Eicosanoid signaling as a therapeutic target in middle-aged mice with severe COVID-19

Coronavirus disease 2019 (COVID-19) is especially severe in aged populations(1). Resolution of the COVID-19 pandemic has been advanced by the recent development of SARS-CoV-2 vaccines, but vaccine efficacy is partly compromised by the recent emergence of SARS-CoV-2 variants with enhanced transmissibility(2). The emergence of these variants emphasizes the need for further development of anti-SARS-CoV-2 therapies, especially in aged populations. Here, we describe the isolation of a new set of highly virulent mouse-adapted viruses and use them to test a novel therapeutic drug useful in infections of aged animals. Initially, we show that many of the mutations observed in SARS-CoV-2 during mouse adaptation (at positions 417, 484, 501 of the spike protein) also arise in humans in variants of concern (VOC)(2). Their appearance during mouse adaptation indicates that immune pressure is not required for their selection.
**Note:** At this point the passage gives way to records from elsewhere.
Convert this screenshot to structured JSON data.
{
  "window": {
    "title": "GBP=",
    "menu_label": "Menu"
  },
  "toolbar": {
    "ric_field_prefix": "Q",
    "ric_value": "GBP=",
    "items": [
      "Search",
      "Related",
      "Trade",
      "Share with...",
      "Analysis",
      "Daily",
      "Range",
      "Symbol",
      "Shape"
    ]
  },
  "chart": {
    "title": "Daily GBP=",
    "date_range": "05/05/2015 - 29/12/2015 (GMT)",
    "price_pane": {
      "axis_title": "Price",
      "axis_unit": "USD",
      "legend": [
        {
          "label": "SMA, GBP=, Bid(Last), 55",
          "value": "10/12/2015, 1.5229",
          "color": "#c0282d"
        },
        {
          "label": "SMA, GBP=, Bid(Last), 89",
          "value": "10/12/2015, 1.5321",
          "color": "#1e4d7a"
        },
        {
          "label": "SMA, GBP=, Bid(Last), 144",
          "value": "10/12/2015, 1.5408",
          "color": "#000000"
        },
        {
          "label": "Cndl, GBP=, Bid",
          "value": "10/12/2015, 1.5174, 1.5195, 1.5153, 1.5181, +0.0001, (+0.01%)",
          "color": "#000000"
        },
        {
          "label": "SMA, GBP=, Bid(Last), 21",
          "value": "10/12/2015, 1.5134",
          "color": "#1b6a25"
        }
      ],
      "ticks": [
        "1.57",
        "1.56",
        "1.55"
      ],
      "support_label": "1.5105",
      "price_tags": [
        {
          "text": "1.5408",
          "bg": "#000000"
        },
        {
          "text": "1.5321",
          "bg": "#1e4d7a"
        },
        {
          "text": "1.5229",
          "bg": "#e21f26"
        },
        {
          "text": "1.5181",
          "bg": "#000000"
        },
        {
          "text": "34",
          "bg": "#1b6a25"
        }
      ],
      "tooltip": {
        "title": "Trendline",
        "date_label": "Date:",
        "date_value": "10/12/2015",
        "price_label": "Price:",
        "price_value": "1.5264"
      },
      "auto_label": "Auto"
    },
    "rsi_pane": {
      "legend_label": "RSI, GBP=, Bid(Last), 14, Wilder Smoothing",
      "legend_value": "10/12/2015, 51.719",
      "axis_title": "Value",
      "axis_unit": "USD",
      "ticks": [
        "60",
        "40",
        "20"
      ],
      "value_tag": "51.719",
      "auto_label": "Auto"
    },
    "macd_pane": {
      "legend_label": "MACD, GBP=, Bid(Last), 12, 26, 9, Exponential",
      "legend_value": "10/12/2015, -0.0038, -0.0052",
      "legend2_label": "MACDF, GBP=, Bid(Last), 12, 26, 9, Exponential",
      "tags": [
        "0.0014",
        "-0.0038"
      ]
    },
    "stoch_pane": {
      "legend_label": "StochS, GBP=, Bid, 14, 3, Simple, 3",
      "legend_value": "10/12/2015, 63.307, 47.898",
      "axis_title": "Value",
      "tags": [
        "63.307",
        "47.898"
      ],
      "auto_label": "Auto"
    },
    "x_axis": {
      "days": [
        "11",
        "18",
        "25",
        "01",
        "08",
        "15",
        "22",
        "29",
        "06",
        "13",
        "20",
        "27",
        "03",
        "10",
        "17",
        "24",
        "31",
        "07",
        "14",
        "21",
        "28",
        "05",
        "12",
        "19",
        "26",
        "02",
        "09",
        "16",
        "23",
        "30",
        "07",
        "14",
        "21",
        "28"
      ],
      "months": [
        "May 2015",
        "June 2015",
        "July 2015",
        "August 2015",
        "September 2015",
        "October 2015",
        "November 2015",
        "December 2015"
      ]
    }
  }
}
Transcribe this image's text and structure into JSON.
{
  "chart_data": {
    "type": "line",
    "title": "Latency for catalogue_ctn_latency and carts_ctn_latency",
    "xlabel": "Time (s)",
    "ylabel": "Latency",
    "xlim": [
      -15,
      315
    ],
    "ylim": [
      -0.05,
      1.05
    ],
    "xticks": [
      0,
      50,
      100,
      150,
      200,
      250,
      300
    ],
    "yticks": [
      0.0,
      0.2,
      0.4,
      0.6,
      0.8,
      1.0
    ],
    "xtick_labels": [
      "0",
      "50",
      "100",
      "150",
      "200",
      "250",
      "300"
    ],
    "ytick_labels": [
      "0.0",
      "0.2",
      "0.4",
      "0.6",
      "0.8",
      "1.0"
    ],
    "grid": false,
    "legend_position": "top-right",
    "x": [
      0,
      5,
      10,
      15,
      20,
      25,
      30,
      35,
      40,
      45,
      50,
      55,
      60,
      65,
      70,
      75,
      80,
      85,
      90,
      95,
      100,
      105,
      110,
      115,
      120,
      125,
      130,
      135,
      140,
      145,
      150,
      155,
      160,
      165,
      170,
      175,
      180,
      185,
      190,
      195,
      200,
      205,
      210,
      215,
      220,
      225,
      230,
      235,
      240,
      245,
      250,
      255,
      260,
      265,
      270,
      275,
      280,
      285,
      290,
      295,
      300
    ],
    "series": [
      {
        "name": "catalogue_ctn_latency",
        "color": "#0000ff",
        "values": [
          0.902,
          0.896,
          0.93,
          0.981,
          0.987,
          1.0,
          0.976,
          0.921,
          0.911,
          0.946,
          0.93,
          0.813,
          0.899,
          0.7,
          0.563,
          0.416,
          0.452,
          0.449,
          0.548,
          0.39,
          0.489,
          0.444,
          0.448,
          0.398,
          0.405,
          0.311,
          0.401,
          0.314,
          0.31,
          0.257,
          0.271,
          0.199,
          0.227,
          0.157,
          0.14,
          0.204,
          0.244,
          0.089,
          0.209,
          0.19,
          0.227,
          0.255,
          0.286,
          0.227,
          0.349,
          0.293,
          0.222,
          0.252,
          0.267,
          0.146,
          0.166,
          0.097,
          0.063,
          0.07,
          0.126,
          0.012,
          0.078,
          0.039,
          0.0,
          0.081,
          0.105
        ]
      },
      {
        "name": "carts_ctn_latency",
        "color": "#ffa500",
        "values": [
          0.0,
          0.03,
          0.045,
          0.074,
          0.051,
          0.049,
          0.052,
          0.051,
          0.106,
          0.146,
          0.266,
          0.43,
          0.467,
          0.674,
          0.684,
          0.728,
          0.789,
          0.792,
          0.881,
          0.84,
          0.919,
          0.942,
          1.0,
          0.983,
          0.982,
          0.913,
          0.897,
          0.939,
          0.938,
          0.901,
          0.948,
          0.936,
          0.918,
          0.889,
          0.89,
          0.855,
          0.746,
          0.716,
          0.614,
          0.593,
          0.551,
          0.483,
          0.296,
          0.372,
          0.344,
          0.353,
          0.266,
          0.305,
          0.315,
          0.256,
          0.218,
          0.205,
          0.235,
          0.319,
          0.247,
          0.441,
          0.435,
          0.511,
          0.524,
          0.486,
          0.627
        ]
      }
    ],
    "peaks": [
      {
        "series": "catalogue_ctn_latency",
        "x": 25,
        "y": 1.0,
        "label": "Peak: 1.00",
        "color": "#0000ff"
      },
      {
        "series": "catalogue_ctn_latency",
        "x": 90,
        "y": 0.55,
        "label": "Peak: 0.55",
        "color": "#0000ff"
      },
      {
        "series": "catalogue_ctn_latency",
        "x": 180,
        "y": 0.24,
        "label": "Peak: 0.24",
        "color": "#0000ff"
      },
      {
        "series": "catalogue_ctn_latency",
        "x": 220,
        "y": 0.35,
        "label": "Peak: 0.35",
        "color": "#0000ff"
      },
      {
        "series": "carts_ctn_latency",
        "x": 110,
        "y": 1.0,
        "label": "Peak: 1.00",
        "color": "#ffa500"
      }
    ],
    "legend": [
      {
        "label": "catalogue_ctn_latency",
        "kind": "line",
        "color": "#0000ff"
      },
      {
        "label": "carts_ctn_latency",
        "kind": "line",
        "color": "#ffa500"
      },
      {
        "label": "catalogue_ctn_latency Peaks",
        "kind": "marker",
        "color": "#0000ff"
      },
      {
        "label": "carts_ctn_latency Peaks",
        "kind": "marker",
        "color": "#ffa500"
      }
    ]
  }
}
Similar to the human infection, aged mice infected with mouse-adapted SARS-CoV-2 develop more severe disease than young mice. In murine SARS, in which severity is also age-dependent, we showed that elevated levels of an eicosanoid, prostaglandin D2 (PGD(2)) and of a phospholipase, PLA(2)G2D, contributed to poor outcomes in aged mice(3,4). Using our virulent mouse-adapted SARS-CoV-2, we show that infection of middle-aged mice lacking expression of DP1, a PGD(2) receptor, or PLA(2)G2D are protected from severe disease. Further, treatment with a DP1 antagonist, asapiprant, protected aged mice from a lethal infection. DP1 antagonism is one of the first interventions in SARS-CoV-2-infected animals that specifically protects aged animals, and demonstrates that the PLA(2)G2D-PGD(2)/DP1 pathway is a useful target for therapeutic interventions.